Jamile Shammo, MD, FASCP, FACP, shares insight into the currently available treatment options for polycythemia vera and examines how treatment intolerance and/or resistance can impact the therapeutic approach.

Jamile Shammo, MD, FASCP, FACP: The cytoreductive treatment options include hydroxyurea, which is the most common treatment option for polycythemia vera [PV], and the most commonly utilized dose is 500 mg BID [twice daily]. That’s derived from retrospective data that looked at what the most commonly utilized dose is. That’s not to say that it’s the dose that’s appropriate for every person. Clearly, you want to maintain the dose that’s most appropriate for every patient, aiming to eliminate the requirement for phlebotomy and control symptoms of the disease. That’s why we are utilizing cytoreduction. Obviously, you can increase the dose per the patient tolerability.

When I start cytoreductive therapy, I monitor the patients closely because I have seen patients who have developed mouth sores, mucositis, and GI [gastrointestinal] adverse effects. I’ve noticed that long-term exposure to hydroxyurea is more associated with intolerance and adverse effects. You could see adverse effects in the earlier phase, but that’s less common than cumulative exposure over the course of years. For example, leg ulcers tend to develop after many years of exposure to hydroxyurea.

Relative to the interferons, as I’ve already said, you have younger individuals. I have multiple individuals who are in their 20s, 30s, and 40s. Granted, I have very little data on long-term exposure to hydroxyurea in patients who may be in their 20s, let alone the fact that they would like to have children. Interferons tend to be the other drug that I fall on for this, but you have to be very cognizant of the psychiatric adverse effects like depression as well as liver function abnormalities and the cytopenias that will come with that as well, of course.

Going back to Hydrea [hydroxyurea] resistance and intolerance, there are ELN [European LeukemiaNet] criteria that have been described to help physicians understand the exact definition of what Hydrea [hydroxyurea] resistance and intolerance may be. Resistance essentially means that your patient has been on at least 2 g of hydroxyurea for a minimum of 3 months and continues to require phlebotomy, continues to have uncontrolled hematocrit, and has a higher white blood cell count.

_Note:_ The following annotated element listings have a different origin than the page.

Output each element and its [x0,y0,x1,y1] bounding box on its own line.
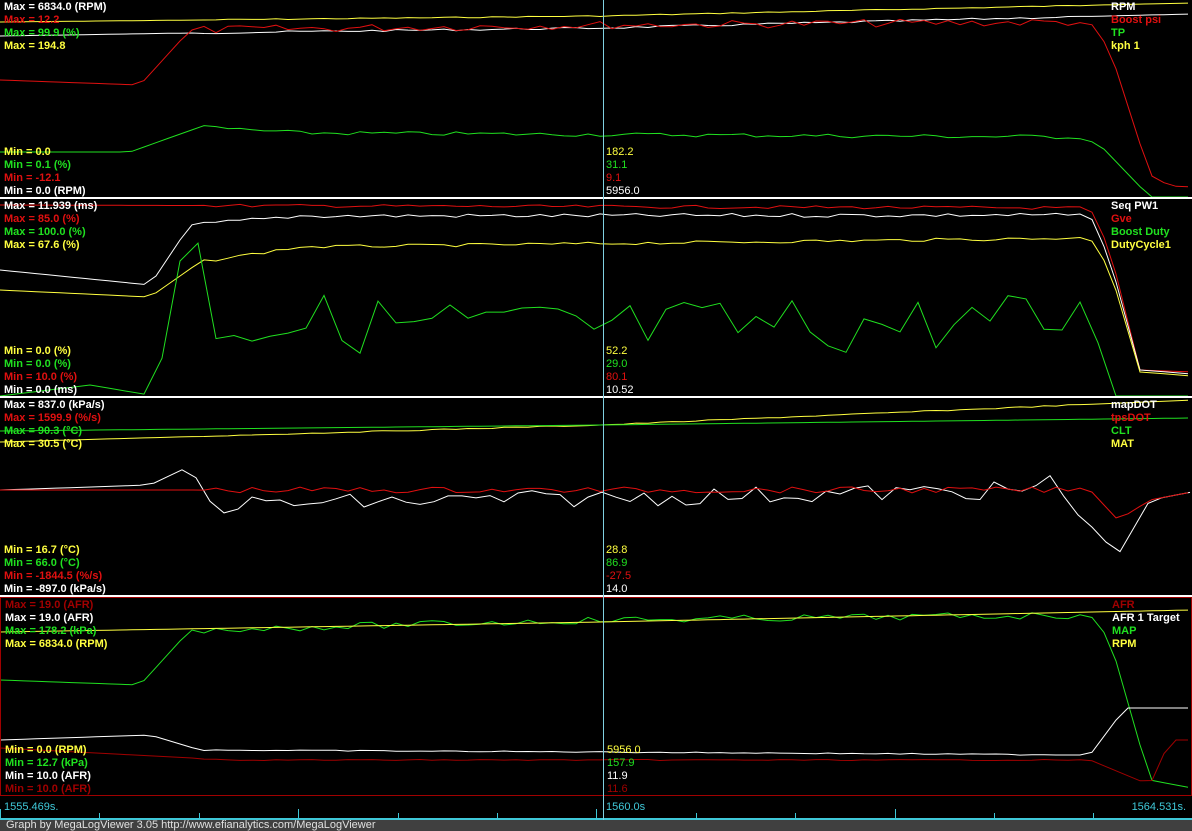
min-label: Min = -12.1 [4,172,61,184]
time-tick [596,809,597,818]
legend-item[interactable]: AFR 1 Target [1112,612,1180,625]
graph-panel-1[interactable]: Max = 6834.0 (RPM) Max = 12.2 Max = 99.9… [0,0,1192,199]
legend-item[interactable]: mapDOT [1111,399,1157,412]
cursor-value: 14.0 [606,583,628,595]
cursor-value: 52.2 [606,345,628,357]
time-cursor-line[interactable] [603,0,604,820]
max-label: Max = 100.0 (%) [4,226,86,238]
time-tick [99,813,100,818]
cursor-value: 28.8 [606,544,628,556]
legend-item[interactable]: DutyCycle1 [1111,239,1171,252]
legend-item[interactable]: Seq PW1 [1111,200,1158,213]
time-tick [0,809,1,818]
max-label: Max = 19.0 (AFR) [5,612,94,624]
max-label: Max = 194.8 [4,40,66,52]
cursor-value: 29.0 [606,358,628,370]
time-axis[interactable]: 1555.469s. 1560.0s 1564.531s. [0,796,1192,820]
max-label: Max = 837.0 (kPa/s) [4,399,105,411]
time-tick [398,813,399,818]
time-tick [895,809,896,818]
cursor-value: 11.9 [607,770,628,782]
cursor-value: 10.52 [606,384,634,396]
legend-item[interactable]: CLT [1111,425,1132,438]
legend-item[interactable]: RPM [1112,638,1136,651]
legend-item[interactable]: Gve [1111,213,1132,226]
legend-item[interactable]: MAT [1111,438,1134,451]
max-label: Max = 178.2 (kPa) [5,625,97,637]
time-start: 1555.469s. [4,801,59,813]
cursor-value: -27.5 [606,570,632,582]
cursor-value: 11.6 [607,783,628,795]
cursor-value: 5956.0 [606,185,640,197]
footer-credit: Graph by MegaLogViewer 3.05 http://www.e… [0,820,1192,831]
min-label: Min = 0.0 (%) [4,358,71,370]
max-label: Max = 90.3 (°C) [4,425,83,437]
min-label: Min = 0.0 (%) [4,345,71,357]
min-label: Min = 0.0 [4,146,51,158]
time-tick [199,813,200,818]
min-label: Min = -897.0 (kPa/s) [4,583,106,595]
max-label: Max = 67.6 (%) [4,239,80,251]
max-label: Max = 19.0 (AFR) [5,599,94,611]
min-label: Min = 0.0 (RPM) [5,744,87,756]
max-label: Max = 6834.0 (RPM) [5,638,108,650]
min-label: Min = 10.0 (AFR) [5,783,91,795]
max-label: Max = 12.2 [4,14,60,26]
max-label: Max = 6834.0 (RPM) [4,1,107,13]
min-label: Min = 10.0 (%) [4,371,78,383]
graph-panel-4[interactable]: Max = 19.0 (AFR) Max = 19.0 (AFR) Max = … [0,597,1192,796]
time-tick [696,813,697,818]
cursor-value: 86.9 [606,557,628,569]
min-label: Min = 10.0 (AFR) [5,770,91,782]
time-tick [994,813,995,818]
max-label: Max = 11.939 (ms) [4,200,98,212]
time-cursor: 1560.0s [606,801,646,813]
graph-panel-2[interactable]: Max = 11.939 (ms) Max = 85.0 (%) Max = 1… [0,199,1192,398]
legend-item[interactable]: Boost Duty [1111,226,1170,239]
cursor-value: 182.2 [606,146,634,158]
legend-item[interactable]: Boost psi [1111,14,1161,27]
min-label: Min = 0.0 (ms) [4,384,78,396]
max-label: Max = 1599.9 (%/s) [4,412,101,424]
legend-item[interactable]: RPM [1111,1,1135,14]
legend-item[interactable]: MAP [1112,625,1136,638]
min-label: Min = 0.1 (%) [4,159,71,171]
min-label: Min = 12.7 (kPa) [5,757,88,769]
max-label: Max = 99.9 (%) [4,27,80,39]
legend-item[interactable]: tpsDOT [1111,412,1151,425]
legend-item[interactable]: TP [1111,27,1125,40]
cursor-value: 80.1 [606,371,628,383]
time-end: 1564.531s. [1131,801,1186,813]
max-label: Max = 85.0 (%) [4,213,80,225]
min-label: Min = 66.0 (°C) [4,557,80,569]
time-tick [497,813,498,818]
graph-panel-3[interactable]: Max = 837.0 (kPa/s) Max = 1599.9 (%/s) M… [0,398,1192,597]
legend-item[interactable]: AFR [1112,599,1135,612]
min-label: Min = -1844.5 (%/s) [4,570,103,582]
cursor-value: 9.1 [606,172,622,184]
time-tick [795,813,796,818]
min-label: Min = 0.0 (RPM) [4,185,86,197]
cursor-value: 5956.0 [607,744,641,756]
cursor-value: 157.9 [607,757,635,769]
max-label: Max = 30.5 (°C) [4,438,83,450]
min-label: Min = 16.7 (°C) [4,544,80,556]
time-tick [1093,813,1094,818]
cursor-value: 31.1 [606,159,628,171]
legend-item[interactable]: kph 1 [1111,40,1140,53]
time-tick [298,809,299,818]
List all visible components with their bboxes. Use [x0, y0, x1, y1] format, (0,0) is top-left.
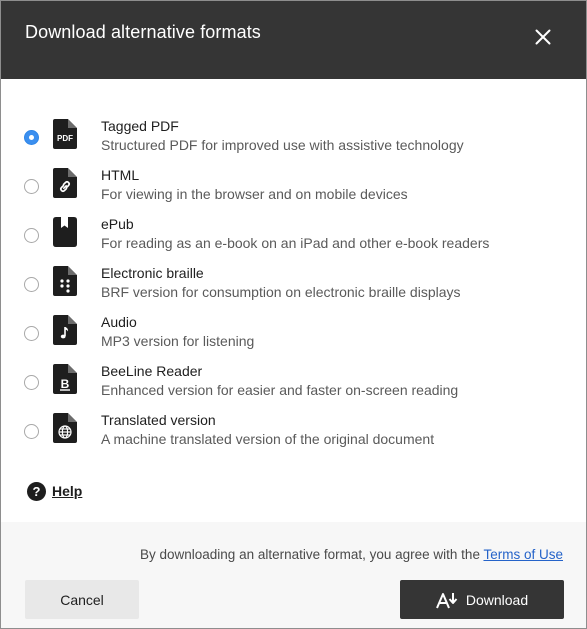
format-description: For reading as an e-book on an iPad and …: [101, 235, 490, 251]
format-description: A machine translated version of the orig…: [101, 431, 435, 447]
format-title: Translated version: [101, 412, 216, 428]
download-label: Download: [465, 591, 529, 608]
format-option-epub[interactable]: ePub For reading as an e-book on an iPad…: [1, 207, 586, 256]
help-icon: ?: [27, 481, 46, 501]
format-description: BRF version for consumption on electroni…: [101, 284, 461, 300]
download-formats-dialog: Download alternative formats PDF Tagged …: [0, 0, 587, 629]
format-description: For viewing in the browser and on mobile…: [101, 186, 408, 202]
dialog-header: Download alternative formats: [1, 1, 586, 79]
close-icon: [535, 29, 551, 45]
format-option-beeline-reader[interactable]: B BeeLine Reader Enhanced version for ea…: [1, 354, 586, 403]
format-description: Structured PDF for improved use with ass…: [101, 137, 464, 153]
format-option-electronic-braille[interactable]: Electronic braille BRF version for consu…: [1, 256, 586, 305]
format-radio[interactable]: [24, 326, 39, 341]
dialog-footer: By downloading an alternative format, yo…: [1, 522, 586, 628]
format-title: Electronic braille: [101, 265, 204, 281]
format-radio[interactable]: [24, 179, 39, 194]
terms-notice: By downloading an alternative format, yo…: [140, 547, 563, 562]
book-icon: [53, 217, 77, 247]
close-button[interactable]: [529, 23, 557, 51]
cancel-button[interactable]: Cancel: [25, 580, 139, 619]
beeline-file-icon: B: [53, 364, 77, 394]
format-title: Tagged PDF: [101, 118, 179, 134]
format-option-translated-version[interactable]: Translated version A machine translated …: [1, 403, 586, 452]
format-title: Audio: [101, 314, 137, 330]
format-option-tagged-pdf[interactable]: PDF Tagged PDF Structured PDF for improv…: [1, 109, 586, 158]
format-radio[interactable]: [24, 130, 39, 145]
help-link[interactable]: ? Help: [27, 481, 82, 501]
format-radio[interactable]: [24, 277, 39, 292]
format-option-list: PDF Tagged PDF Structured PDF for improv…: [1, 109, 586, 452]
format-option-audio[interactable]: Audio MP3 version for listening: [1, 305, 586, 354]
pdf-file-icon: PDF: [53, 119, 77, 149]
help-label[interactable]: Help: [52, 483, 82, 499]
format-option-html[interactable]: HTML For viewing in the browser and on m…: [1, 158, 586, 207]
svg-text:PDF: PDF: [57, 134, 73, 143]
terms-prefix: By downloading an alternative format, yo…: [140, 547, 484, 562]
format-title: ePub: [101, 216, 134, 232]
format-radio[interactable]: [24, 228, 39, 243]
format-title: HTML: [101, 167, 140, 183]
audio-file-icon: [53, 315, 77, 345]
terms-of-use-link[interactable]: Terms of Use: [483, 547, 563, 562]
link-file-icon: [53, 168, 77, 198]
accessible-download-icon: [435, 592, 458, 608]
format-radio[interactable]: [24, 375, 39, 390]
svg-text:?: ?: [33, 484, 41, 499]
svg-text:B: B: [61, 377, 70, 391]
format-title: BeeLine Reader: [101, 363, 203, 379]
format-radio[interactable]: [24, 424, 39, 439]
braille-file-icon: [53, 266, 77, 296]
globe-file-icon: [53, 413, 77, 443]
download-button[interactable]: Download: [400, 580, 564, 619]
format-description: Enhanced version for easier and faster o…: [101, 382, 459, 398]
dialog-title: Download alternative formats: [25, 22, 261, 42]
format-description: MP3 version for listening: [101, 333, 255, 349]
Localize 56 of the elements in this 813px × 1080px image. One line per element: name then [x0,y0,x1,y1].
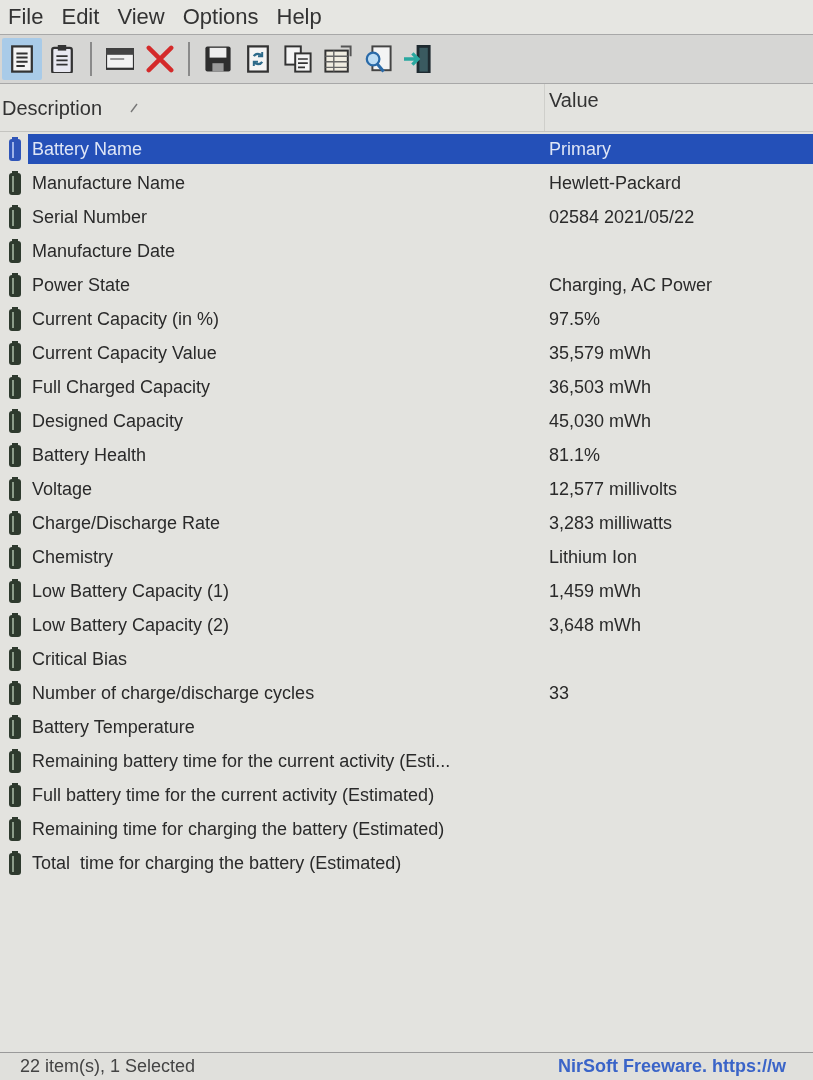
table-cell-text: Hewlett-Packard [548,171,683,195]
menu-item[interactable]: Edit [55,6,106,28]
table-cell-text: 35,579 mWh [548,341,653,365]
table-cell-text: 3,648 mWh [548,613,643,637]
website-link[interactable]: NirSoft Freeware. https://w [558,1053,787,1080]
table-cell-text: Low Battery Capacity (1) [31,579,231,603]
table-cell-text: Lithium Ion [548,545,639,569]
door-arrow-icon[interactable] [404,45,432,73]
table-cell-text: Full battery time for the current activity (Estimated) [31,783,436,807]
table-cell-text: Serial Number [31,205,149,229]
table-cell-text: Full Charged Capacity [31,375,212,399]
table-cell-text: Power State [31,273,132,297]
clipboard-icon[interactable] [48,45,76,73]
menu-item[interactable]: Help [270,6,328,28]
table-cell-text: 33 [548,681,571,705]
menu-item[interactable]: File [2,6,50,28]
table-cell-text: 36,503 mWh [548,375,653,399]
column-header[interactable]: Value [549,90,599,110]
table-cell-text: Number of charge/discharge cycles [31,681,316,705]
documents-icon[interactable] [284,45,312,73]
table-cell-text: Battery Health [31,443,148,467]
table-cell-text: Charge/Discharge Rate [31,511,222,535]
status-text: 22 item(s), 1 Selected [19,1055,197,1078]
table-cell-text: Manufacture Date [31,239,177,263]
table-cell-text: Voltage [31,477,94,501]
cross-icon[interactable] [146,45,174,73]
toolbar-button[interactable] [2,38,42,80]
table-cell-text: 45,030 mWh [548,409,653,433]
table-cell-text: 97.5% [548,307,602,331]
search-icon[interactable] [364,45,392,73]
document-icon[interactable] [8,45,36,73]
table-cell-text: Charging, AC Power [548,273,714,297]
menu-item[interactable]: View [111,6,171,28]
table-cell-text: Remaining battery time for the current activity (Esti... [31,749,452,773]
column-header[interactable]: Description [2,97,139,118]
table-cell-text: Low Battery Capacity (2) [31,613,231,637]
table-cell: Primary [545,134,813,164]
table-cell-text: Remaining time for charging the battery (Estimated) [31,817,446,841]
table-cell-text: 02584 2021/05/22 [548,205,696,229]
table-cell-text: Current Capacity Value [31,341,218,365]
table-cell-text: Chemistry [31,545,114,569]
table-cell-text: Designed Capacity [31,409,185,433]
table-cell: Battery Name [28,134,545,164]
table-cell-text: Battery Temperature [31,715,196,739]
table-cell-text: 81.1% [548,443,602,467]
document-arrows-icon[interactable] [244,45,272,73]
table-cell-text: Manufacture Name [31,171,187,195]
menu-item[interactable]: Options [176,6,265,28]
table-cell-text: 3,283 milliwatts [548,511,674,535]
table-cell-text: 12,577 millivolts [548,477,679,501]
table-cell-text: 1,459 mWh [548,579,643,603]
window-icon[interactable] [106,45,134,73]
table-document-icon[interactable] [324,45,352,73]
table-cell-text: Critical Bias [31,647,129,671]
table-cell-text: Total time for charging the battery (Estimated) [31,851,403,875]
table-cell-text: Current Capacity (in %) [31,307,221,331]
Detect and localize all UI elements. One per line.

There’s no control of the spleen or spleen-related symptoms, and those patients are not responding appropriately; they’re resistant to the drug that you are utilizing.

Intolerance references the inability to tolerate the drug by the manifestation of hematological toxicity with a low neutrophil count below 1000 or low hemoglobin, developing cytopenias that could preclude delivery of this drug. It may also be manifestations of nonhematologic toxicities like what we’ve talked about with mucositis, GI adverse effects, pneumonitis, which I’ve seen very rarely. It could also be leg ulcers, which can be a problem because they would not heal unless you stop the offending drug. People sometimes do not make the connection between leg ulcers in older individuals and exposure to hydroxyurea because physicians and patients may think that it is related to things like peripheral vascular disease, poor circulation, etc. It’s important to remember that prolonged exposure could be associated with that and, without stopping the drug, you will not be able to tackle this particular difficult-to-treat problem.